Faith in the Body shared the same fault with On the Edge of including some nature.  The artist danced around within a rectangle delimited by various plants, and some bowls, around the perimeter. She did wear all white, and I am already on record of approving of any all-white performance uniforms. I’d like to show you more pictures of this piece, but at this point, The Man stopped me from taking photos of the performances.
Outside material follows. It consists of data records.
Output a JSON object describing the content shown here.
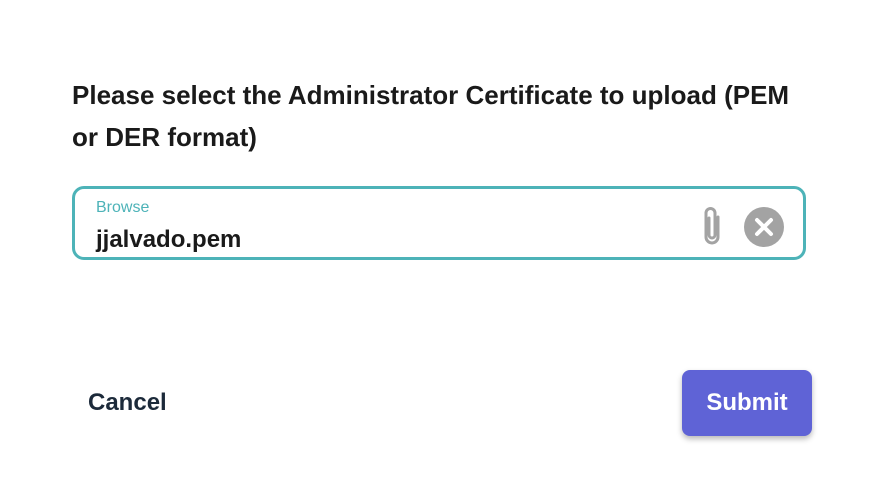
{
  "dialog": {
    "prompt": "Please select the Administrator Certificate to upload (PEM or DER format)"
  },
  "file_input": {
    "label": "Browse",
    "value": "jjalvado.pem",
    "attach_icon": "paperclip-icon",
    "clear_icon": "clear-circle-icon"
  },
  "actions": {
    "cancel_label": "Cancel",
    "submit_label": "Submit"
  },
  "colors": {
    "accent_teal": "#4db3b8",
    "submit_bg": "#5f63d6",
    "icon_gray": "#a3a3a3",
    "text_dark": "#1a1a1a"
  }
}
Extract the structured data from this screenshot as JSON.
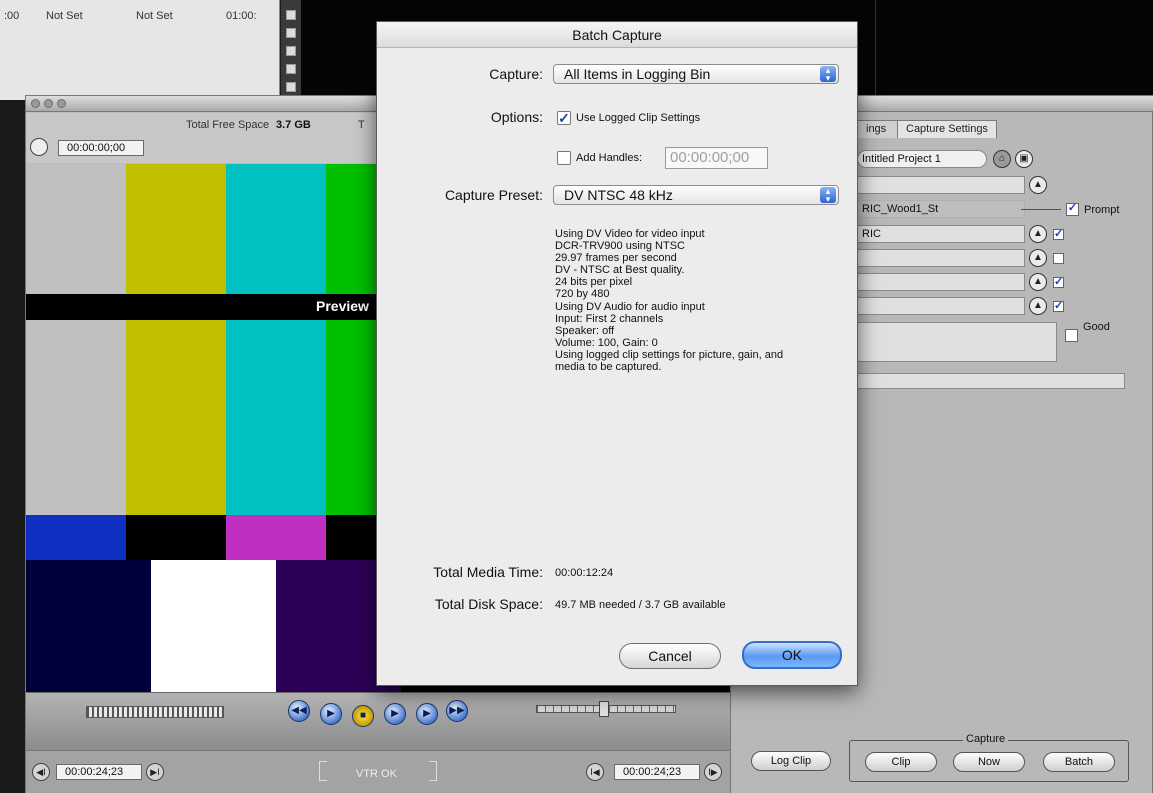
{
  "browser": {
    "cells": [
      ":00",
      "Not Set",
      "Not Set",
      "01:00:"
    ]
  },
  "viewer": {
    "free_space_label": "Total Free Space",
    "free_space_value": "3.7 GB",
    "free_space_label_trunc": "T",
    "timecode_top": "00:00:00;00",
    "preview_label": "Preview",
    "timecode_in": "00:00:24;23",
    "timecode_out": "00:00:24;23",
    "vtr_status": "VTR OK"
  },
  "capture_panel": {
    "tabs": [
      "ings",
      "Capture Settings"
    ],
    "project": "Intitled Project 1",
    "description": "RIC_Wood1_St",
    "scene": "RIC",
    "prompt_label": "Prompt",
    "good_label": "Good",
    "log_clip_label": "Log Clip",
    "capture_group_label": "Capture",
    "clip_label": "Clip",
    "now_label": "Now",
    "batch_label": "Batch"
  },
  "dialog": {
    "title": "Batch Capture",
    "capture_label": "Capture:",
    "capture_value": "All Items in Logging Bin",
    "options_label": "Options:",
    "use_logged_label": "Use Logged Clip Settings",
    "use_logged_checked": true,
    "add_handles_label": "Add Handles:",
    "add_handles_checked": false,
    "handles_value": "00:00:00;00",
    "preset_label": "Capture Preset:",
    "preset_value": "DV NTSC 48 kHz",
    "preset_info": [
      "Using DV Video for video input",
      "DCR-TRV900 using NTSC",
      "29.97 frames per second",
      "DV - NTSC at Best quality.",
      "24 bits per pixel",
      "720 by 480",
      "Using DV Audio for audio input",
      "Input: First 2 channels",
      "Speaker: off",
      "Volume: 100, Gain: 0",
      "Using logged clip settings for picture, gain, and",
      "media to be captured."
    ],
    "media_time_label": "Total Media Time:",
    "media_time_value": "00:00:12:24",
    "disk_space_label": "Total Disk Space:",
    "disk_space_value": "49.7 MB needed / 3.7 GB available",
    "cancel_label": "Cancel",
    "ok_label": "OK"
  },
  "colors": {
    "accent": "#3470c8",
    "bar_gray": "#c0c0c0",
    "bar_yellow": "#c0c000",
    "bar_cyan": "#00c0c0",
    "bar_green": "#00c000",
    "bar_blue": "#0000c0",
    "bar_magenta": "#c000c0",
    "bar_navy": "#00003a",
    "bar_white": "#ffffff",
    "bar_purple": "#2c0058"
  }
}
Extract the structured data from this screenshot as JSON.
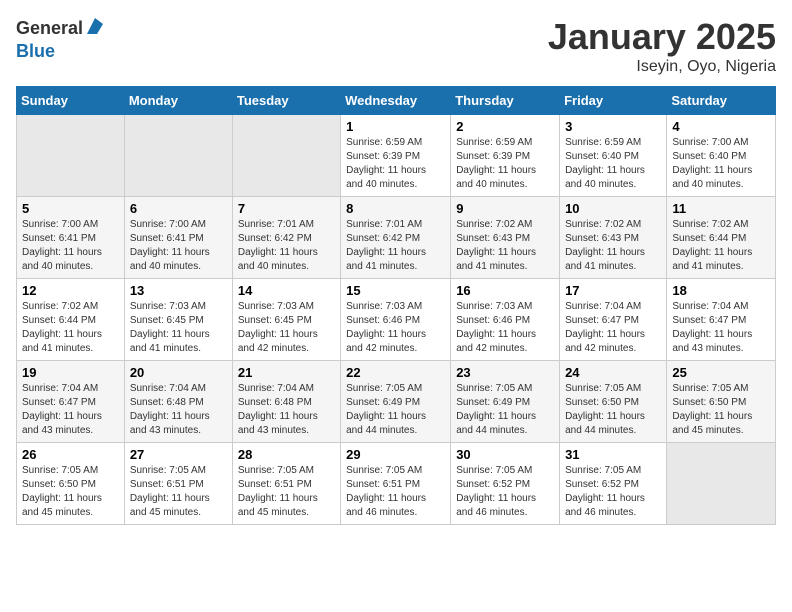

I know what you’re thinking: “Corporal Outis, aren’t YOU The Man?  Aren’t YOU the one who is always saying that authority is good, and we should always do what the authorities tell us to do?”  Well, yes.  BUT!  Some The Mans are better at being The Man than other The Mans.  In my case, I am very good at being The Man, and you can trust my judgement to be completely perfect in all things.  However, the world itself is not perfect, and so I am not the only authority in it, which means that I don’t have too many photos of the performance, and Damasceno is probably getting off easy–who knows what unspeakably nefarious actions happened in this piece, without proper documentation!

But, now let’s look on the bright side–here is today’s gallery of people who signaled their endorsement of my goal of peace through order (optimally the kind of order that is backed up by a planet-destroying space station).  First, two people who directly signaled their love for my kind of state-enforced peace, via a peace sign.  Yes, brothers, peace at all costs (particularly the costs of innumerable dead enemy armies)!

And here are some (but not all) of people who showed their allegiance to all the things I stand for by taking a picture of me (in which case I usually also took one of them), or by some other signal.

You might think to yourself–“Corporal Outis, you’re supposed to be taking pictures of the artists.  Why are you taking so many pictures of the audience?” Well, Favored Reader, remember that I was told yesterday that many of the people in the audience are in fact artists as well!

We are building an army of like-minded fans of Empire and its Agents of Authority!  My heart is warm.  More surveillance tomorrow!